On 03/30, Eric W. Biederman wrote:
>
> Oleg Nesterov <oleg-H+wXaHxf7aLQT0dZR+AlfA@public.gmane.org> writes:
>
> > Very nice. So de_thread() returns as soon as all other threads decrement
> > signal->live in do_exit(). Before they do, say, exit_mm(). This is already
> > wrong, for example this breaks OOM. Plus a lot more problems afaics,  but
> > lets ignore this.
>
> Which means that we need to keep sig->notify_count.

Yes, although we need to make it less ugly.

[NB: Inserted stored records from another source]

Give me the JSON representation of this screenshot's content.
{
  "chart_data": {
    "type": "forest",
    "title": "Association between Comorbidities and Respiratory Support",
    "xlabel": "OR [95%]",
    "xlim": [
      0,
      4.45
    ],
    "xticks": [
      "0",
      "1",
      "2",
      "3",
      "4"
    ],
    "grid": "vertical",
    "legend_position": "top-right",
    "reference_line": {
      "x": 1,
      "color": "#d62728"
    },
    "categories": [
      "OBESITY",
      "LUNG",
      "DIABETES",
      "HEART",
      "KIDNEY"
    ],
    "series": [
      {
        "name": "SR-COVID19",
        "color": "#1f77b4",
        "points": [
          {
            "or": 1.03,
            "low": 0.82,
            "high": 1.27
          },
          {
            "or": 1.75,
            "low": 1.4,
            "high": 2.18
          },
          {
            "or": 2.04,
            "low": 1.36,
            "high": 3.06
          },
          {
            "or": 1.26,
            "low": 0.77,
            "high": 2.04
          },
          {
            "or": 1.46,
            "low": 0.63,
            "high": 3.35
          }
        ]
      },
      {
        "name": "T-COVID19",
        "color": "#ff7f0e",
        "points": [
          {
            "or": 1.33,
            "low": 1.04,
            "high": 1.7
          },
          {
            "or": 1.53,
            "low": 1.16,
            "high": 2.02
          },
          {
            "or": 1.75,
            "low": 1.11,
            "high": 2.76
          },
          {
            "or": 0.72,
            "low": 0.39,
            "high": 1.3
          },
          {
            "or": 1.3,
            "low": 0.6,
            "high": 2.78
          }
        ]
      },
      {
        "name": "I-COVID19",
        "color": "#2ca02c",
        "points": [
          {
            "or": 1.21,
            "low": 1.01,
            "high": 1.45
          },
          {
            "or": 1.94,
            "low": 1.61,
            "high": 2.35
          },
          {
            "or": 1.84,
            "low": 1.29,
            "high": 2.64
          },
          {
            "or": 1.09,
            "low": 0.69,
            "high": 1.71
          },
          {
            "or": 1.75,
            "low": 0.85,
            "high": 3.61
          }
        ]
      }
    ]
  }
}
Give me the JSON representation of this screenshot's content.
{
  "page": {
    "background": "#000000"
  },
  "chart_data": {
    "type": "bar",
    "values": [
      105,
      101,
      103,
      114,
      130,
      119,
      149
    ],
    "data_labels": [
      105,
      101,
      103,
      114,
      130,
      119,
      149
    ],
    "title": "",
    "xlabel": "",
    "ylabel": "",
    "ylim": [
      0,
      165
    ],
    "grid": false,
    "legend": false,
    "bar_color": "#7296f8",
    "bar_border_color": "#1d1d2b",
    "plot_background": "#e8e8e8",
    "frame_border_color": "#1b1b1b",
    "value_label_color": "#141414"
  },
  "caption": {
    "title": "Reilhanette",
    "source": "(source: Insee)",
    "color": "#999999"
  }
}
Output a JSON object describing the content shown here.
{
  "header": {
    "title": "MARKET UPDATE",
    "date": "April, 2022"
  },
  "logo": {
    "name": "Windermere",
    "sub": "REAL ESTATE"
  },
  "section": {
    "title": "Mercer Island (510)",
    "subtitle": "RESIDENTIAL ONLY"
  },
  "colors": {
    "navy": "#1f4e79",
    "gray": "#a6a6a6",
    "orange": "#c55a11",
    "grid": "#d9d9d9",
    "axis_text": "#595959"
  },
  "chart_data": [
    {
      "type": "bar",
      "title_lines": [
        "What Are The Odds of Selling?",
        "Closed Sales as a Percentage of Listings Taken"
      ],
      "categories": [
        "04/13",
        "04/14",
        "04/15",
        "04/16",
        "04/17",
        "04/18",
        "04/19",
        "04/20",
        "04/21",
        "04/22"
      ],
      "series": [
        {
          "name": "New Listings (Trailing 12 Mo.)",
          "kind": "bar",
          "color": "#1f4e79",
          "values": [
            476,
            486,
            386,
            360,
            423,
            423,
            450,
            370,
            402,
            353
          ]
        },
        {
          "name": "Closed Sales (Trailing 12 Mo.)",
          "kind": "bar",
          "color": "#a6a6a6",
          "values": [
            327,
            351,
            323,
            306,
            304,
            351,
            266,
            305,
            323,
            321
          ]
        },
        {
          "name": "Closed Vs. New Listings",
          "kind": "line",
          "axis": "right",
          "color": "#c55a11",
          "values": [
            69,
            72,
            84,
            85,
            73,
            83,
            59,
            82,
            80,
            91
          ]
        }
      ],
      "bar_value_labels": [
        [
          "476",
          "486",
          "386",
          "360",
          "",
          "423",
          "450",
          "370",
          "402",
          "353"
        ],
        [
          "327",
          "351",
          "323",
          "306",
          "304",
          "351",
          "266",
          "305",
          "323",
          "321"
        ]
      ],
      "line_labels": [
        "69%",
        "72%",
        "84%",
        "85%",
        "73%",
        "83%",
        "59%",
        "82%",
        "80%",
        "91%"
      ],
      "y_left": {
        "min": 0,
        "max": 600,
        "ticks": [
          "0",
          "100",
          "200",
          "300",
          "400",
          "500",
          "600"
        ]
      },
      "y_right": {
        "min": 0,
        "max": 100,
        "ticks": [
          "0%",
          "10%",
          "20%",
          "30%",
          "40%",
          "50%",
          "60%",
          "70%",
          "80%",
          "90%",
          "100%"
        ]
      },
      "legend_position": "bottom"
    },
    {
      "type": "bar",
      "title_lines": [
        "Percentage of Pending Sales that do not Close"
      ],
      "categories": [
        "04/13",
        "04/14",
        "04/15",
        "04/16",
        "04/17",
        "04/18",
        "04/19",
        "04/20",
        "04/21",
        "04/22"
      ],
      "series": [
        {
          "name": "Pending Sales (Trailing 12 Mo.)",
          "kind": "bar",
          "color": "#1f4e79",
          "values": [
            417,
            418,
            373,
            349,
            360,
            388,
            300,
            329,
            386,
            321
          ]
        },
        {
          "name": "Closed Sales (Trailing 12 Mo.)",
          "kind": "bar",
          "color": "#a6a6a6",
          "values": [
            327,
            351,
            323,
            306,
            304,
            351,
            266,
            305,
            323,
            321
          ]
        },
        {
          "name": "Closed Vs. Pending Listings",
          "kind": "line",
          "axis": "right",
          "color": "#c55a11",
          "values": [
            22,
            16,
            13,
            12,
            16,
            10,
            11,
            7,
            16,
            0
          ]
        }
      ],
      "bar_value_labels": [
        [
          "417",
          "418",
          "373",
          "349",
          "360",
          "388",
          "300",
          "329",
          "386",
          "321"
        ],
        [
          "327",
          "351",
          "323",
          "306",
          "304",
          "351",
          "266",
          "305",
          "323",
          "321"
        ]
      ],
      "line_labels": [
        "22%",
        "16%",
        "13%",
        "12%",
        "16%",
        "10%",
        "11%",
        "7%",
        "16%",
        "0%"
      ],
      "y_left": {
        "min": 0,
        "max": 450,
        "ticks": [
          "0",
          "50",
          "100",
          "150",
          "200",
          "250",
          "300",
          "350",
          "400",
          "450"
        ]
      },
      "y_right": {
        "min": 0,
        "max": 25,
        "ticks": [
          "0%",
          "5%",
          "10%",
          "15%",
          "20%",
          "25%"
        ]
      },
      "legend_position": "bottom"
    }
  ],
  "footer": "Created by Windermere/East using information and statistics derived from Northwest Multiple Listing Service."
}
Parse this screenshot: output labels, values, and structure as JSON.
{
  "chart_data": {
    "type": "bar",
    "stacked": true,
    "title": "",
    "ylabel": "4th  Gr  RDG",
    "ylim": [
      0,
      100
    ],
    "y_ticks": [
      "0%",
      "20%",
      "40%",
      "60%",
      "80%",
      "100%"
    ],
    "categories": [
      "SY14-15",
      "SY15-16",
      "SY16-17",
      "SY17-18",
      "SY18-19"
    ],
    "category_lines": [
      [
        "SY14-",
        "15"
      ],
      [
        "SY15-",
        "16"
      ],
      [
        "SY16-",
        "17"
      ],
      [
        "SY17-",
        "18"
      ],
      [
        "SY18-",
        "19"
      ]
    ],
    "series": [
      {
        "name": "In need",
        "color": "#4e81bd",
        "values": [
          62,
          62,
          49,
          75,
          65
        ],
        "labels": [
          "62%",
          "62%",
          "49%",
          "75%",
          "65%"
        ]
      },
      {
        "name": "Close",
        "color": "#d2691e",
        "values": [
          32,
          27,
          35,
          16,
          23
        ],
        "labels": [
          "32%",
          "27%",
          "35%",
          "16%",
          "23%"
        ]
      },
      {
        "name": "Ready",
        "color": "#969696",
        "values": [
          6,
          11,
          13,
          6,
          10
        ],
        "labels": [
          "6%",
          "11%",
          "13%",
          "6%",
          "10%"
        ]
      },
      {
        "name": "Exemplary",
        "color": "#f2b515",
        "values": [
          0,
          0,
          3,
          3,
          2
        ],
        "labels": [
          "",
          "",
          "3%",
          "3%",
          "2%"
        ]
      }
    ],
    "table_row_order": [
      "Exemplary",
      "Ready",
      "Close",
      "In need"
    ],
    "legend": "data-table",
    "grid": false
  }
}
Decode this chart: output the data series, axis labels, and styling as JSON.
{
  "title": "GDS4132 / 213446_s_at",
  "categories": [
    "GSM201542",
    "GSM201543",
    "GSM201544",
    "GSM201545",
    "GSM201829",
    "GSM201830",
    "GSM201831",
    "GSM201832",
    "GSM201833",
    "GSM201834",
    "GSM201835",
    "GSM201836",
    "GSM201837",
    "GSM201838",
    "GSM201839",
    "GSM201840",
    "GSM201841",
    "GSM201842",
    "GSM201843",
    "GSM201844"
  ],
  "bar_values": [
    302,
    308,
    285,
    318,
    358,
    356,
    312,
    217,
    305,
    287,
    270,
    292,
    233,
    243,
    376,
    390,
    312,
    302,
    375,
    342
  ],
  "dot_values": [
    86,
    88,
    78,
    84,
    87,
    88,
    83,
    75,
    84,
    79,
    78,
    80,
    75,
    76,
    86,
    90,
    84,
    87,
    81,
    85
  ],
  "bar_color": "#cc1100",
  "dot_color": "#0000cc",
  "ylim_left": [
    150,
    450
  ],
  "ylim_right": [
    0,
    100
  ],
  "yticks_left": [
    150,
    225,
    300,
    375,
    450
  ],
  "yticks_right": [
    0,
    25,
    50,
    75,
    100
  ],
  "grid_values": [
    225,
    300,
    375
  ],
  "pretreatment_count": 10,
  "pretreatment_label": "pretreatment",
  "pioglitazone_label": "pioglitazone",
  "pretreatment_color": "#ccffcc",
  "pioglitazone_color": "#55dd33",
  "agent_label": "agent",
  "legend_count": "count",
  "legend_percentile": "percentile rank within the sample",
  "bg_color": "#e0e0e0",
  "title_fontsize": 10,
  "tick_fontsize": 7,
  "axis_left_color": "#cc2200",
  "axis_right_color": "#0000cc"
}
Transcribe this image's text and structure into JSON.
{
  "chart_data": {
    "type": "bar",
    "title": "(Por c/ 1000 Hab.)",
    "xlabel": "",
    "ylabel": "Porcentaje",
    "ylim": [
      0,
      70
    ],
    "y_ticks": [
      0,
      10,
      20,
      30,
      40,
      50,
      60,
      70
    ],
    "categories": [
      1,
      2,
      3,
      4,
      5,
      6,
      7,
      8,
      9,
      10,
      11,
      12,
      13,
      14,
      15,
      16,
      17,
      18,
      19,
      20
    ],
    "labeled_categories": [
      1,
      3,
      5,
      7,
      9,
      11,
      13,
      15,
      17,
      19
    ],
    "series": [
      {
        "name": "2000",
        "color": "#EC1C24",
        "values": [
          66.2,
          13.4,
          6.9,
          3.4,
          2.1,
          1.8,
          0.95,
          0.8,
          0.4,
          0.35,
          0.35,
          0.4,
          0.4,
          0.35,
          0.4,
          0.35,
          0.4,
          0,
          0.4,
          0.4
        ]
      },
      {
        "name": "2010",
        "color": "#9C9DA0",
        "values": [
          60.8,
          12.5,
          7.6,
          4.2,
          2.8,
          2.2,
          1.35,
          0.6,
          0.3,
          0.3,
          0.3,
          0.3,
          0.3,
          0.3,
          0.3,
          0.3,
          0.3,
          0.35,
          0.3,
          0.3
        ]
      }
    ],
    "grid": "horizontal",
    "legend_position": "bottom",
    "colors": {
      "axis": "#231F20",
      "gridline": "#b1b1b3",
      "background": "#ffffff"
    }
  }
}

> > Note that de_thread() also unshares ->sighand before return. So in the
> > case of mt exec it will likely see oldsighand->count != 1 and alloc the
> > new sighand_struct and this breaks the locking.
> >
> > Because the execing thread will use newsighand->siglock to protect its
> > signal_struct while the zombie threads will use oldsighand->siglock to
> > protect the same signal struct. Yes, tasklist_lock + the fact irq_disable
> > implies rcu_lock mostly save us but not entirely, say, a foreign process
> > doing __send_signal() can take the right or the wrong lock depending on
> > /dev/random.
>
> Which leads to the question how can we get back tot he 2.4 behavior
> of freeing sighand_struct in do_exit?
>
> At which point as soon as we free sighand_struct if we are the last
> to dying thread notify de_thread and everything works.

I was thinking about the similar option, see below, but decided that we
should not do this at least right now.

> For what __ptrace_unlink is doing we should just be able to skip
> acquiring of siglock if PF_EXITING is set.

We can even remove it from release_task() path, this is simple.

> __exit_signal is a little more interesting but half of what it is
> doing looks like it was pulled out of do_exit and just needs to
> be put back.

That is. I think we should actually unhash the exiting sub-thread even
if it is traced. IOW, remove it from thread/pid/parent/etc lists and
nullify its ->sighand. IMO, whatever we do thread_group_empty(current)
should be true after exec.

So the exiting sub-trace should look almost a EXIT_DEAD task except it
still should report to debugger.

But this is dangerous. Say, wait4(upid <= 0) becomes unsafe because
task_pid_type(PIDTYPE_PGID) won't work.

> Which probably adds up to 4 or 5 small carefully written patches to sort
> out that part of the exit path,

Perhaps I am wrong, but I think you underestimate the problems, and it is
not clear to me if we really want this.

=========================================================================
Anyway, Eric, even if we can and want to do this, why we can't do this on
top of my fix?

I simply fail to understand why you dislike it that much. Yes it is not
pretty, I said this many times, but it is safe in that it doesn't really
change the current behaviour.

I am much more worried about 2/2 you didn't argue with, this patch _can_
break something and this is obviously not good even if PTRACE_EVENT_EXIT
was always broken.

Oleg.